Focused molecular understanding of hypertrophic cardiomyopathy using CRISPR-engineered human pluripotent stem cell-derived cardiomyocytes

Lead Research Organisation: University of Nottingham
Department Name: School of Medicine


This proposal aims to investigate a prevalent and complex cardiac disease using a human cell model in order to promote future drug discovery strategies towards its treatment. It builds on previous work focused on the development of the model as well as the molecular tools needed to interrogate its disease features.

Health need
Heart failure represents a major cause of mortality and morbidity worldwide and remains the leading cause of global suffering. In the UK ~900,000 people are affected by heart failure and each year there are 20 million deaths worldwide. Treatment of the disease uses 2% of the UK healthcare budget and worldwide costs will reach 250 billion dollars by 2030. A major contributor is Hypertrophic Cardiomyopathy (HCM) which is the most prevalent cardiac disease, affecting 1:500 people and often leading to sudden cardiac death at a young age. Few drug treatments exist, with the only definite solution being heart transplantation. The major current benefits come from indirect treatment, such as reducing heart rate, blood pressure or risk of stroke. Greater understanding of the molecular mechanisms of HCM would provide a route for much needed development of new therapies. However, mechanisms of HCM are poorly understood, often because data obtained from animal models is frequently misinterpreted due to species-differences (e.g. mouse heart beat rates are 10-fold higher than humans).

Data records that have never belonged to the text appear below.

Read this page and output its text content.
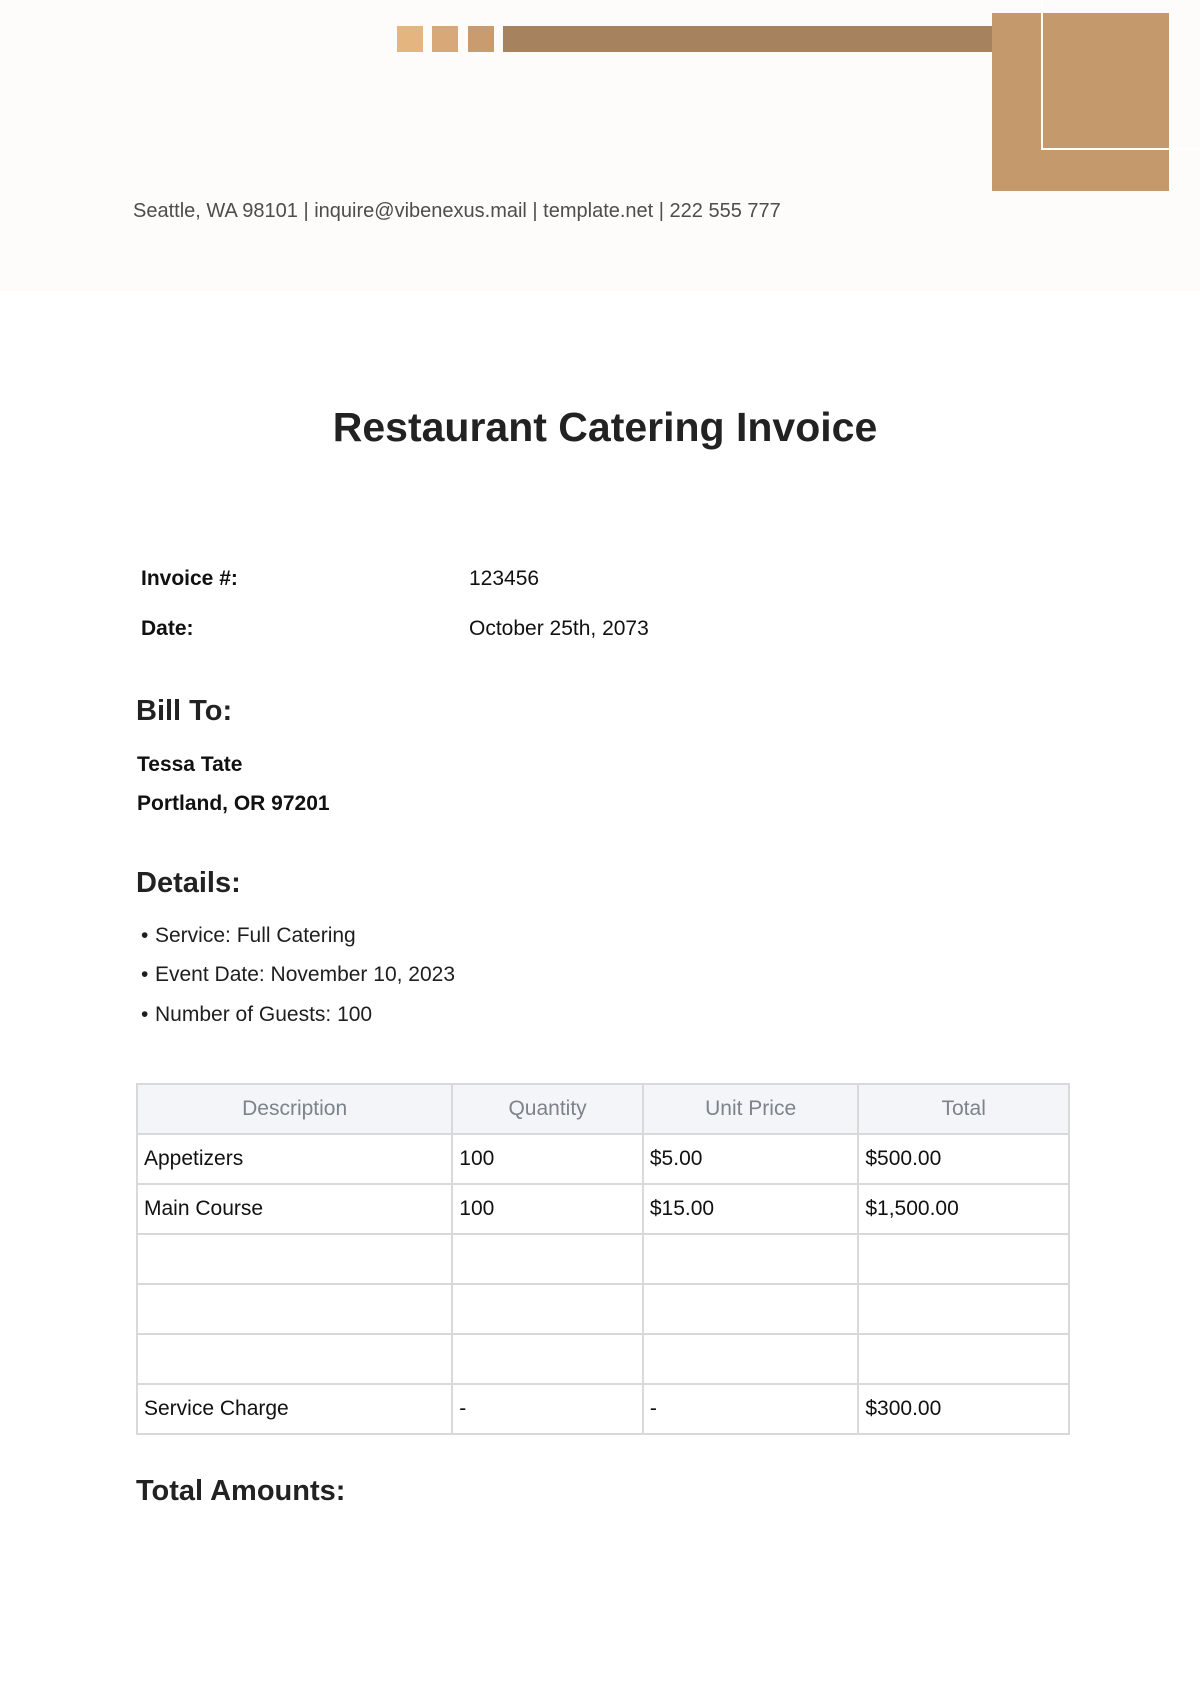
Seattle, WA 98101 | inquire@vibenexus.mail | template.net | 222 555 777
Restaurant Catering Invoice
Invoice #:	123456
Date:	October 25th, 2073
Bill To:
Tessa Tate
Portland, OR 97201
Details:
• Service: Full Catering
• Event Date: November 10, 2023
• Number of Guests: 100
Description	Quantity	Unit Price	Total
Appetizers	100	$5.00	$500.00
Main Course	100	$15.00	$1,500.00

Service Charge	-	-	$300.00
Total Amounts:
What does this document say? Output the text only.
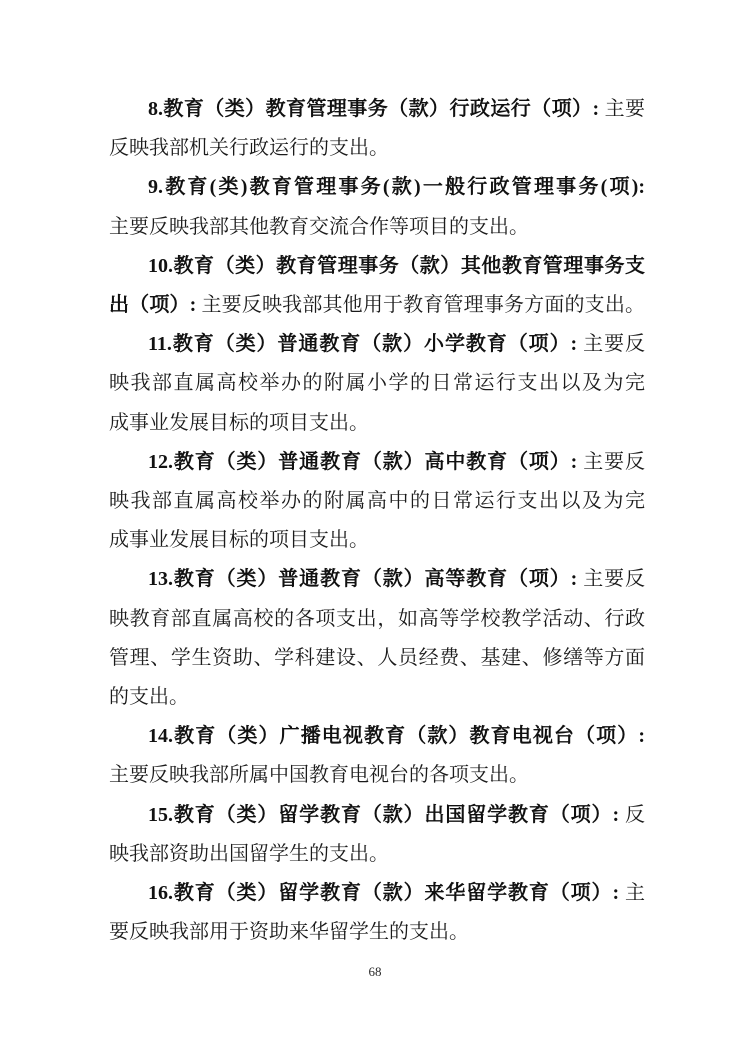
8.教育（类）教育管理事务（款）行政运行（项）: 主要
反映我部机关行政运行的支出。

9.教育(类)教育管理事务(款)一般行政管理事务(项):
主要反映我部其他教育交流合作等项目的支出。

10.教育（类）教育管理事务（款）其他教育管理事务支
出（项）: 主要反映我部其他用于教育管理事务方面的支出。

11.教育（类）普通教育（款）小学教育（项）: 主要反
映我部直属高校举办的附属小学的日常运行支出以及为完
成事业发展目标的项目支出。

12.教育（类）普通教育（款）高中教育（项）: 主要反
映我部直属高校举办的附属高中的日常运行支出以及为完
成事业发展目标的项目支出。

13.教育（类）普通教育（款）高等教育（项）: 主要反
映教育部直属高校的各项支出，如高等学校教学活动、行政
管理、学生资助、学科建设、人员经费、基建、修缮等方面
的支出。

14.教育（类）广播电视教育（款）教育电视台（项）:
主要反映我部所属中国教育电视台的各项支出。

15.教育（类）留学教育（款）出国留学教育（项）: 反
映我部资助出国留学生的支出。

16.教育（类）留学教育（款）来华留学教育（项）: 主
要反映我部用于资助来华留学生的支出。

68
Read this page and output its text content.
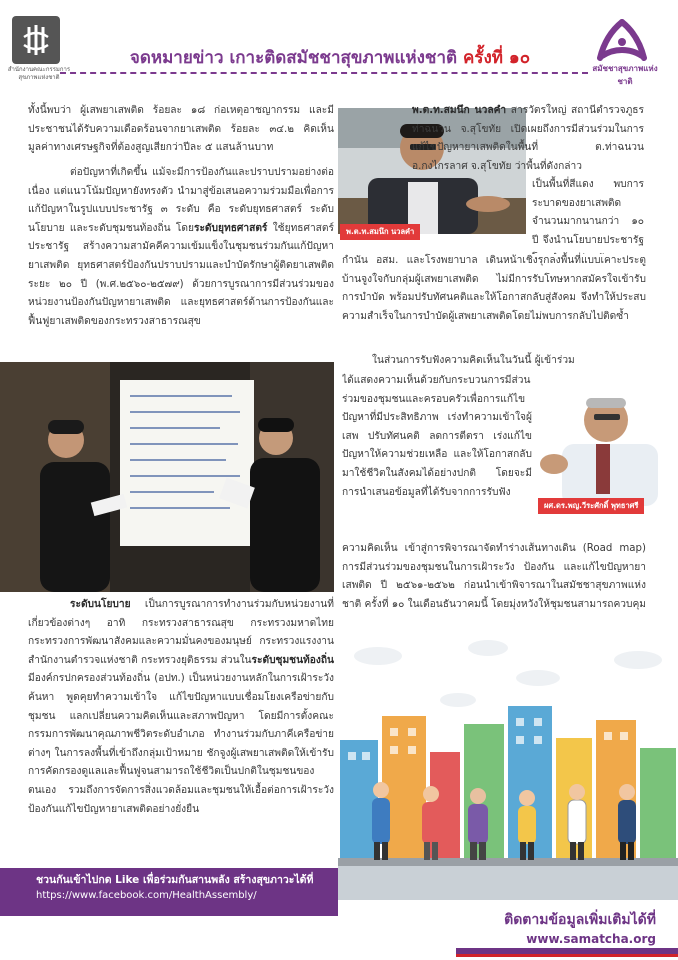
สำนักงานคณะกรรมการสุขภาพแห่งชาติ
จดหมายข่าว เกาะติดสมัชชาสุขภาพแห่งชาติ ครั้งที่ ๑๐
สมัชชาสุขภาพแห่งชาติ
ทั้งนี้พบว่า ผู้เสพยาเสพติด ร้อยละ ๑๘ ก่อเหตุอาชญากรรม และมีประชาชนได้รับความเดือดร้อนจากยาเสพติด ร้อยละ ๓๔.๒ คิดเห็นมูลค่าทางเศรษฐกิจที่ต้องสูญเสียกว่าปีละ ๕ แสนล้านบาท
ต่อปัญหาที่เกิดขึ้น แม้จะมีการป้องกันและปราบปรามอย่างต่อเนื่อง แต่แนวโน้มปัญหายังทรงตัว นำมาสู่ข้อเสนอความร่วมมือเพื่อการแก้ปัญหาในรูปแบบประชารัฐ ๓ ระดับ คือ ระดับยุทธศาสตร์ ระดับนโยบาย และระดับชุมชนท้องถิ่น โดยระดับยุทธศาสตร์ ใช้ยุทธศาสตร์ประชารัฐ สร้างความสามัคคีความเข้มแข็งในชุมชนร่วมกันแก้ปัญหายาเสพติด ยุทธศาสตร์ป้องกันปราบปรามและบำบัดรักษาผู้ติดยาเสพติดระยะ ๒๐ ปี (พ.ศ.๒๕๖๐-๒๕๗๙) ด้วยการบูรณาการมีส่วนร่วมของหน่วยงานป้องกันปัญหายาเสพติด และยุทธศาสตร์ด้านการป้องกันและฟื้นฟูยาเสพติดของกระทรวงสาธารณสุข
พ.ต.ท.สมนึก นวลคำ
พ.ต.ท.สมนึก นวลคำ สารวัตรใหญ่ สถานีตำรวจภูธรท่าฉนวน จ.สุโขทัย เปิดเผยถึงการมีส่วนร่วมในการแก้ไขปัญหายาเสพติดในพื้นที่ ต.ท่าฉนวน อ.กงไกรลาศ จ.สุโขทัย ว่าพื้นที่ดังกล่าว
เป็นพื้นที่สีแดง พบการระบาดของยาเสพติดจำนวนมากนานกว่า ๑๐ ปี จึงนำนโยบายประชารัฐ
กำนัน อสม. และโรงพยาบาล เดินหน้าเชิงรุกลงพื้นที่แบบเคาะประตูบ้านจูงใจกับกลุ่มผู้เสพยาเสพติด ไม่มีการรับโทษหากสมัครใจเข้ารับการบำบัด พร้อมปรับทัศนคติและให้โอกาสกลับสู่สังคม จึงทำให้ประสบความสำเร็จในการบำบัดผู้เสพยาเสพติดโดยไม่พบการกลับไปติดซ้ำ
ผศ.ดร.พญ.วีระศักดิ์ พุทธาศรี
ในส่วนการรับฟังความคิดเห็นในวันนี้ ผู้เข้าร่วม
ได้แสดงความเห็นด้วยกับกระบวนการมีส่วนร่วมของชุมชนและครอบครัวเพื่อการแก้ไขปัญหาที่มีประสิทธิภาพ เร่งทำความเข้าใจผู้เสพ ปรับทัศนคติ ลดการตีตรา เร่งแก้ไขปัญหาให้ความช่วยเหลือ และให้โอกาสกลับมาใช้ชีวิตในสังคมได้อย่างปกติ โดยจะมีการนำเสนอข้อมูลที่ได้รับจากการรับฟัง
ความคิดเห็น เข้าสู่การพิจารณาจัดทำร่างเส้นทางเดิน (Road map) การมีส่วนร่วมของชุมชนในการเฝ้าระวัง ป้องกัน และแก้ไขปัญหายาเสพติด ปี ๒๕๖๑-๒๕๖๒ ก่อนนำเข้าพิจารณาในสมัชชาสุขภาพแห่งชาติ ครั้งที่ ๑๐ ในเดือนธันวาคมนี้ โดยมุ่งหวังให้ชุมชนสามารถควบคุม
ระดับนโยบาย เป็นการบูรณาการทำงานร่วมกับหน่วยงานที่เกี่ยวข้องต่างๆ อาทิ กระทรวงสาธารณสุข กระทรวงมหาดไทย กระทรวงการพัฒนาสังคมและความมั่นคงของมนุษย์ กระทรวงแรงงาน สำนักงานตำรวจแห่งชาติ กระทรวงยุติธรรม ส่วนในระดับชุมชนท้องถิ่น มีองค์กรปกครองส่วนท้องถิ่น (อปท.) เป็นหน่วยงานหลักในการเฝ้าระวัง ค้นหา พูดคุยทำความเข้าใจ แก้ไขปัญหาแบบเชื่อมโยงเครือข่ายกับชุมชน แลกเปลี่ยนความคิดเห็นและสภาพปัญหา โดยมีการตั้งคณะกรรมการพัฒนาคุณภาพชีวิตระดับอำเภอ ทำงานร่วมกับภาคีเครือข่ายต่างๆ ในการลงพื้นที่เข้าถึงกลุ่มเป้าหมาย ชักจูงผู้เสพยาเสพติดให้เข้ารับการคัดกรองดูแลและฟื้นฟูจนสามารถใช้ชีวิตเป็นปกติในชุมชนของตนเอง รวมถึงการจัดการสิ่งแวดล้อมและชุมชนให้เอื้อต่อการเฝ้าระวังป้องกันแก้ไขปัญหายาเสพติดอย่างยั่งยืน
ชวนกันเข้าไปกด Like เพื่อร่วมกันสานพลัง สร้างสุขภาวะได้ที่
https://www.facebook.com/HealthAssembly/
ติดตามข้อมูลเพิ่มเติมได้ที่
www.samatcha.org
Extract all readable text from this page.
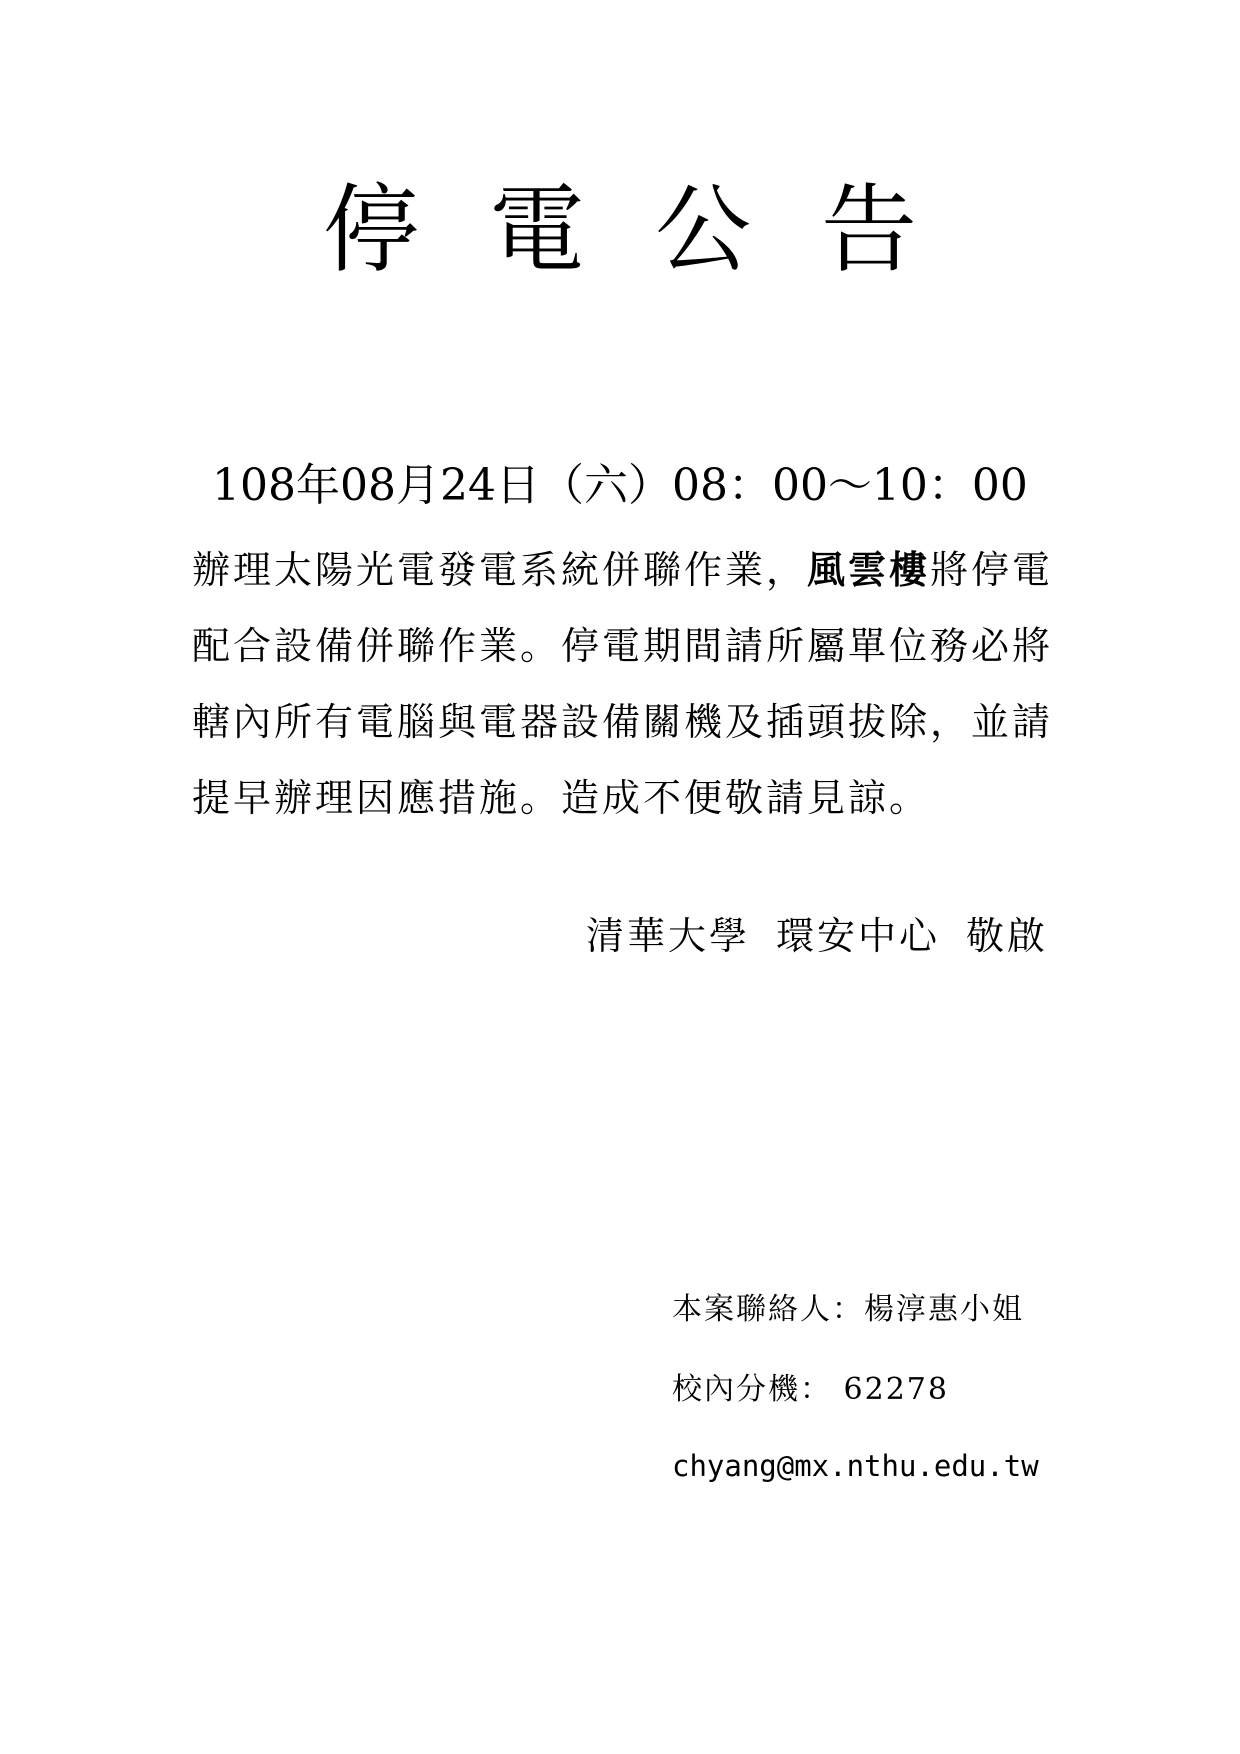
停電公告
108年08月24日（六）08：00～10：00
辦理太陽光電發電系統併聯作業，風雲樓將停電
配合設備併聯作業。停電期間請所屬單位務必將
轄內所有電腦與電器設備關機及插頭拔除，並請
提早辦理因應措施。造成不便敬請見諒。
清華大學 環安中心 敬啟
本案聯絡人：楊淳惠小姐
校內分機： 62278
chyang@mx.nthu.edu.tw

During 2018, I was involved in pioneering work to show that new approaches could be used to model HCM. The emphasis was on the MYH7 gene, which encodes the contractile protein, beta myosin heavy chain. CRISPR/Cas9 engineering was used to make genetic variants of MYH7 in heart cells produced from human pluripotent stem cells - these 'cardiomyocytes' are abbreviated to hPSC-CMs. By conducting very detailed analysis, many of the features of HCM could be reproduced in hPSC-CMs carrying mutant variants of MYH7. Importantly, this included the finding that altered expression of many novel long non-coding RNAs (lncRNAs) appeared to be associated with HCM. This enables hypothesis-driven questions to be asked about their relative importance in heart disease.

Hypothesis and plans
I hypothesise that unveiling the function of these lncRNAs will provide new mechanistic insight and drug targets for HCM. To test this hypothesis, I propose to perform focused experiments to reduce or increase the levels of the lncRNAs in hPSC-CMs and then assess their impact on cellular behaviour and function. This will help clarify their role in the disease progression - whether as disease contributors, cardioprotective or as gene modifiers. Finally, the identification and validation of direct interacting proteins with these lncRNAs will shed light into their molecular mechanism and pave the way for future therapies.
If replacement of 50% of animals for HCM research could be achieved by validating the human model, this will equate to sparing 2100-5000 animals (of all species) in severe procedures in the next 10 years, and would instead generate human-relevant data to further tackle this disease.

Technical Summary

Rationale and Timeliness:
Further molecular insight of the pathways involved in hypertrophic cardiomyopathy (HCM) is warranted for deeper understanding of the disease and drug development efforts. My 2018 publications in European Heart Journal and Circulation Research showed HCM could be phenocopied by a set of 11 isogenic CRISPR/Cas9 variants of the MYH7 gene (beta myosin heavy chain) of human pluripotent stem cell-cardiomyocytes (hPSC-CMs). Twelve different phenotyping methods were used to interrogate the generated human cell lines, often showing contradictory results relative to animal models. Importantly, a cohort of long non-coding RNAs (lncRNAs) potentially linked to HCM was identified by RNA sequencing. This collection of cell resources, underpinning technologies and putative lncRNA pathway controllers form the basis of this proposal.

Hypothesis and plans:
I hypothesise that unveiling the function of these novel lncRNAs will provide new mechanisms and drug targets for HCM. To test this hypothesis, I propose to modulate the expression of these lncRNAs in hPSC-CMs by harnessing the dead Cas9 technology. I will then assess the phenotype of up/down-regulating these lncRNAs in the context of HCM, by employing the methodologies previously developed (molecular and functional assays). This will enable determining the role of lncRNAs in HCM - either as disease-causing or cardioprotective per se, or as gene modifiers regulating the primary disease effects caused by the structural defect. Finally, prediction and validation of lncRNA-interacting proteins by coupling in silico tools with molecular biology methods will result in the identification of new pathways involved in HCM, shedding light into the development of future drug treatments.
If replacement of 50% of animals for HCM research could be achieved by further validating the human model, this will equate to sparing of 2100-5000 animals (of all species) in severe procedures in the next 10 years.